Between stacking and dark subtraction you will obtain quite a lot more visual benefit from the former. Many night sky landscape shooters using general purpose cameras don’t bother to collect dark frames. Here are some thoughts to consider, your mileage may vary:
Hot pixels are a frequently cited reason to do dark frame subtraction. I decided to see for myself for my cameras if they do in fact persist from one frame to the next. I collected a few dozen long exposures in a dark closet with the lens cap on. About half of them persisted to the following frame, half of those persisted to the third frame, half of those persisted for a fourth, etc. Therefore there wouldn’t be many that were present in both the averaged lights and the averaged darks. I decided to heal them manually in post.

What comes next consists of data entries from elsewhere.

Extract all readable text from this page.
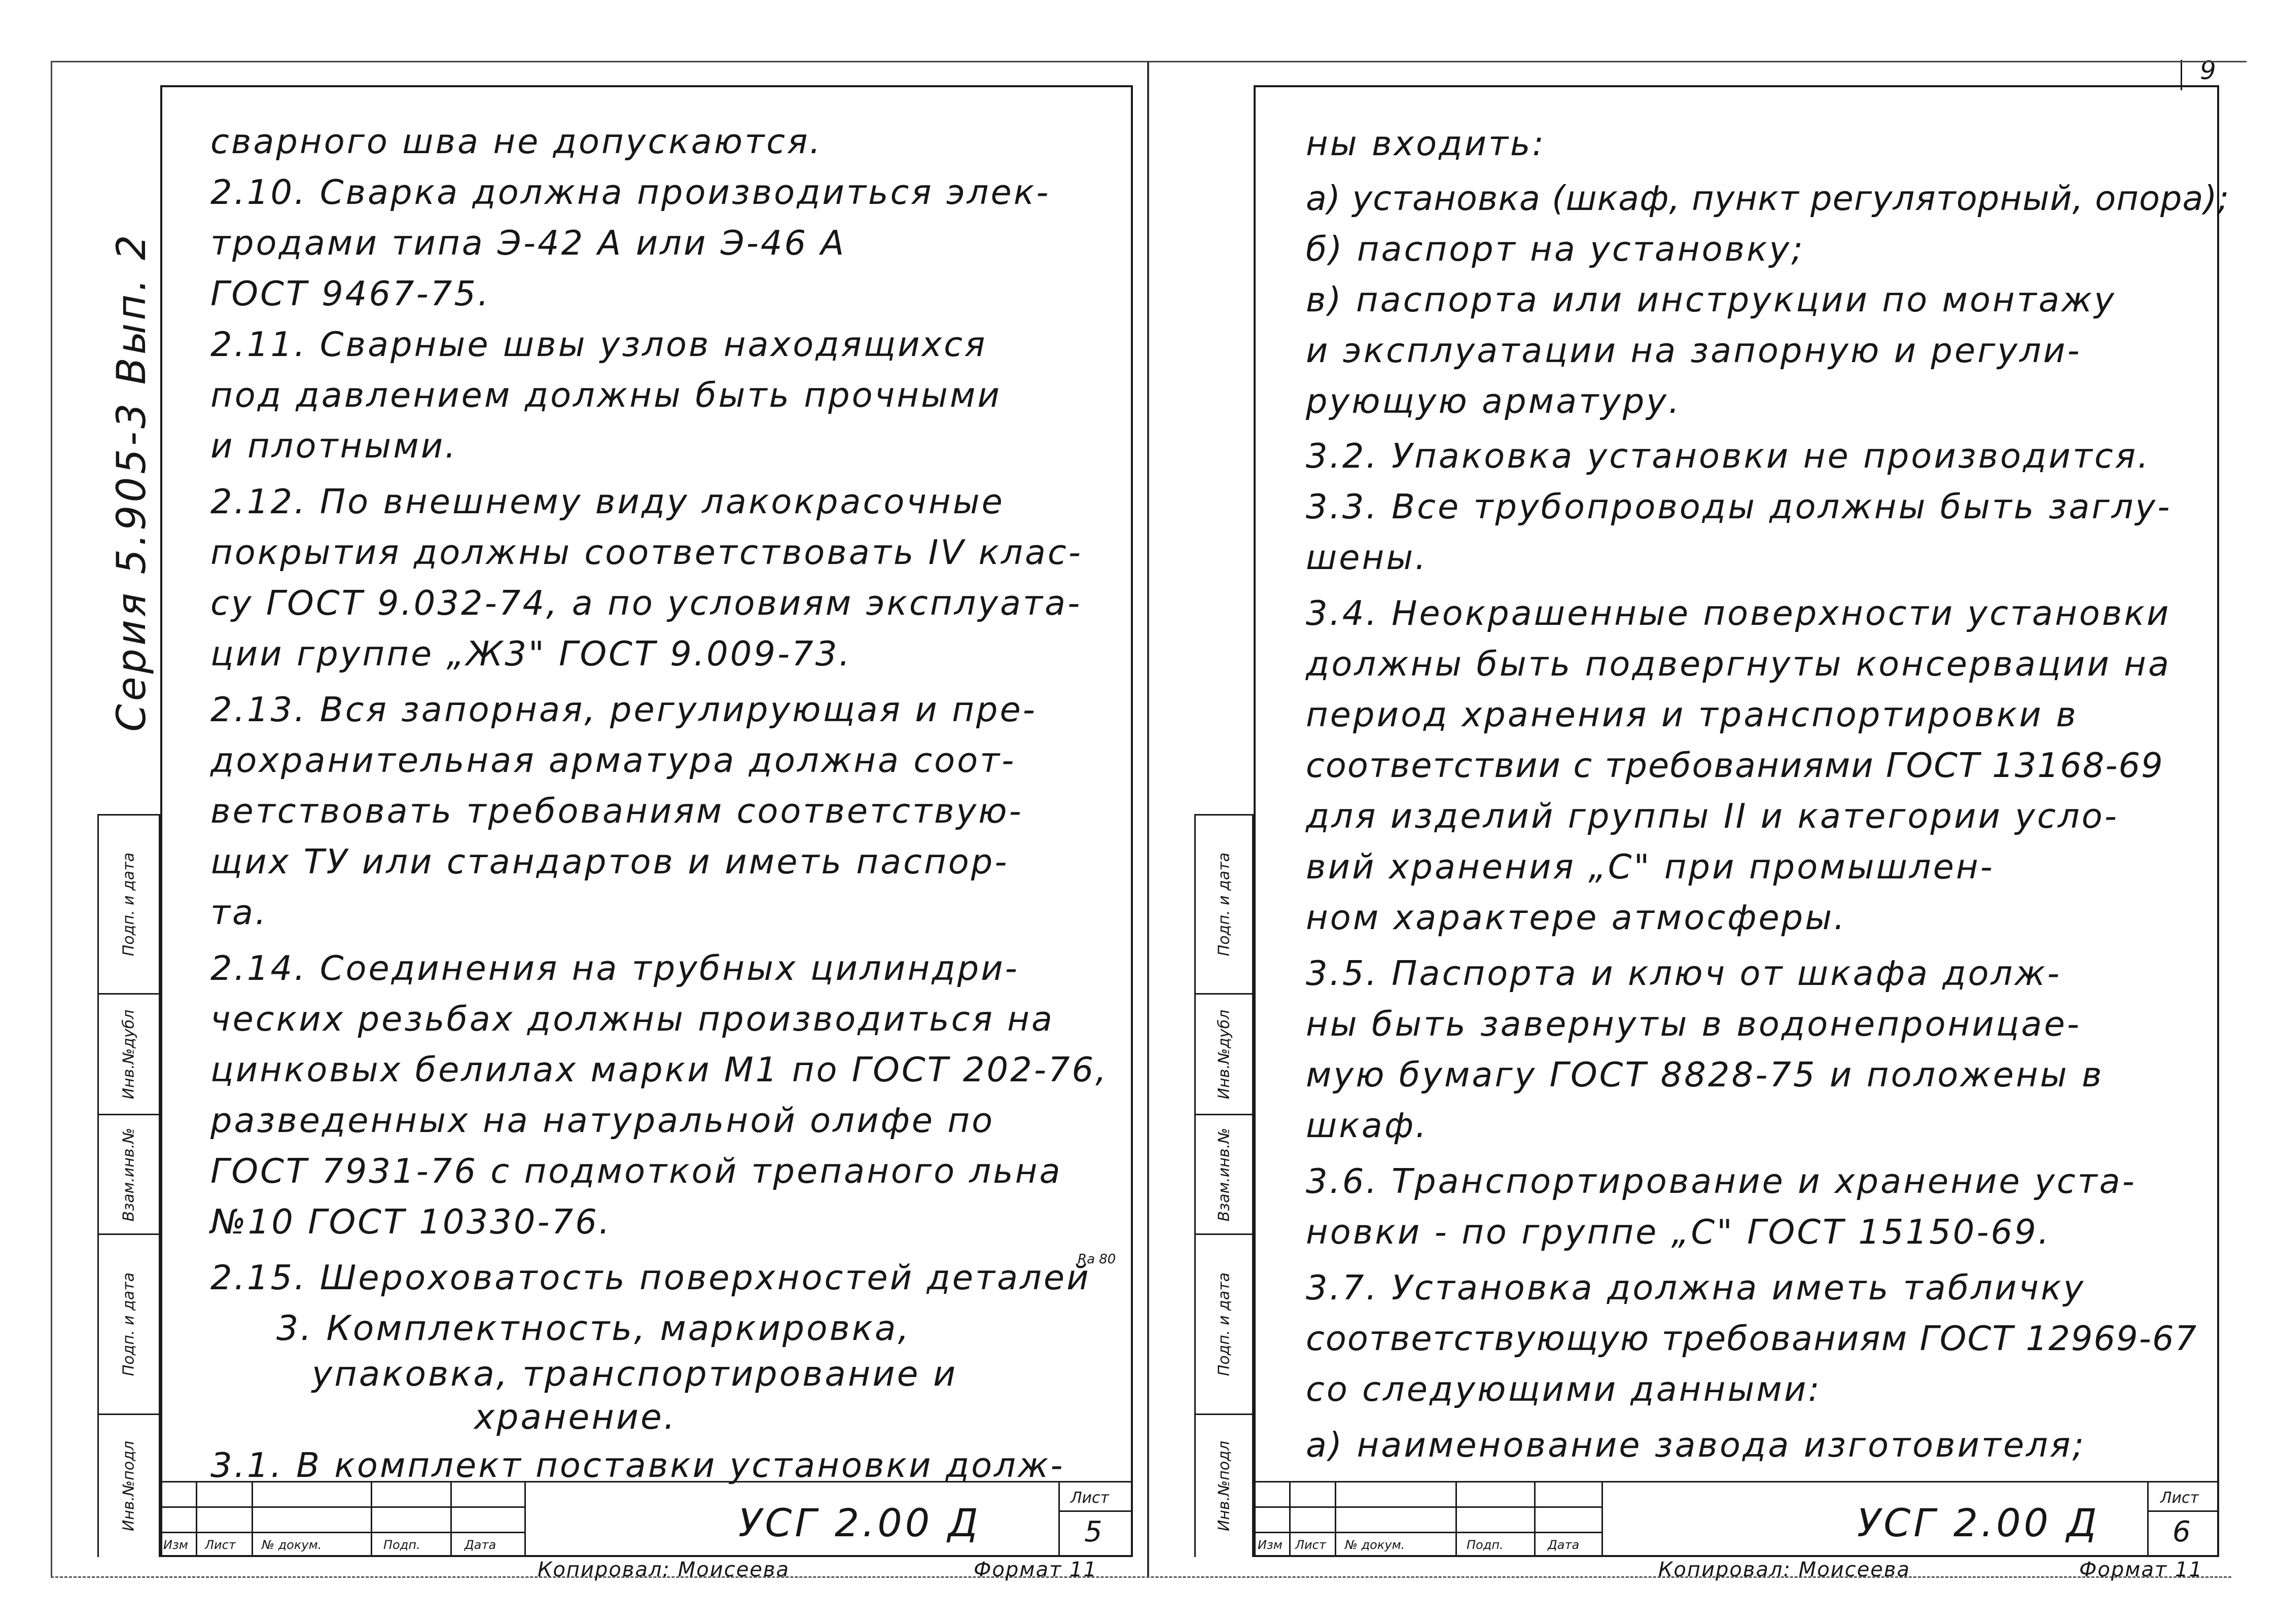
9
сварного шва не допускаются.
2.10. Сварка должна производиться элек-
тродами типа Э-42 А или Э-46 А
ГОСТ 9467-75.
2.11. Сварные швы узлов находящихся
под давлением должны быть прочными
и плотными.
2.12. По внешнему виду лакокрасочные
покрытия должны соответствовать IV клас-
су ГОСТ 9.032-74, а по условиям эксплуата-
ции группе „Ж3" ГОСТ 9.009-73.
2.13. Вся запорная, регулирующая и пре-
дохранительная арматура должна соот-
ветствовать требованиям соответствую-
щих ТУ или стандартов и иметь паспор-
та.
2.14. Соединения на трубных цилиндри-
ческих резьбах должны производиться на
цинковых белилах марки М1 по ГОСТ 202-76,
разведенных на натуральной олифе по
ГОСТ 7931-76 с подмоткой трепаного льна
№10 ГОСТ 10330-76.
2.15. Шероховатость поверхностей деталей
Ra 80
3. Комплектность, маркировка,
упаковка, транспортирование и
хранение.
3.1. В комплект поставки установки долж-
Серия 5.905-3 Вып. 2
Подп. и дата
Инв.№дубл
Взам.инв.№
Подп. и дата
Инв.№подл
Изм Лист № докум.	Подп.	Дата	УСГ 2.00 Д
Лист
5
Копировал: Моисеева	Формат 11
ны входить:
а) установка (шкаф, пункт регуляторный, опора);
б) паспорт на установку;
в) паспорта или инструкции по монтажу
и эксплуатации на запорную и регули-
рующую арматуру.
3.2. Упаковка установки не производится.
3.3. Все трубопроводы должны быть заглу-
шены.
3.4. Неокрашенные поверхности установки
должны быть подвергнуты консервации на
период хранения и транспортировки в
соответствии с требованиями ГОСТ 13168-69
для изделий группы II и категории усло-
вий хранения „С" при промышлен-
ном характере атмосферы.
3.5. Паспорта и ключ от шкафа долж-
ны быть завернуты в водонепроницае-
мую бумагу ГОСТ 8828-75 и положены в
шкаф.
3.6. Транспортирование и хранение уста-
новки - по группе „С" ГОСТ 15150-69.
3.7. Установка должна иметь табличку
соответствующую требованиям ГОСТ 12969-67
со следующими данными:
а) наименование завода изготовителя;
Подп. и дата
Инв.№дубл
Взам.инв.№
Подп. и дата
Инв.№подл
Изм Лист № докум.	Подп.	Дата	УСГ 2.00 Д
Лист
6
Копировал: Моисеева	Формат 11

Also some raw converters and some stacking programs suppress many of them automatically.
Here’s a potential downside: If the dark noise you are subtracting is not repetitive (in other words, primarily random in nature) from frame to frame, subtraction actually
increases noise. Let that sink in for a second. To
subtract uncorrelated noise is to
add an inverted copy of the noise. Don’t do that on the basis of 1 light frame -1 dark frame; that’s the camera’s long exposure noise reduction feature. Instead average many lights and average many darks,
then do the subtraction. The apps manage that for you.
With a regulated, cooled sensor the random thermal dark noise is greatly reduced to very nearly nothing. That mitigates the problem of random - random. What it leaves in place is any fixed pattern noise which
is useful to subtract out. So it’s a technique most commonly associated with specialized astro cameras.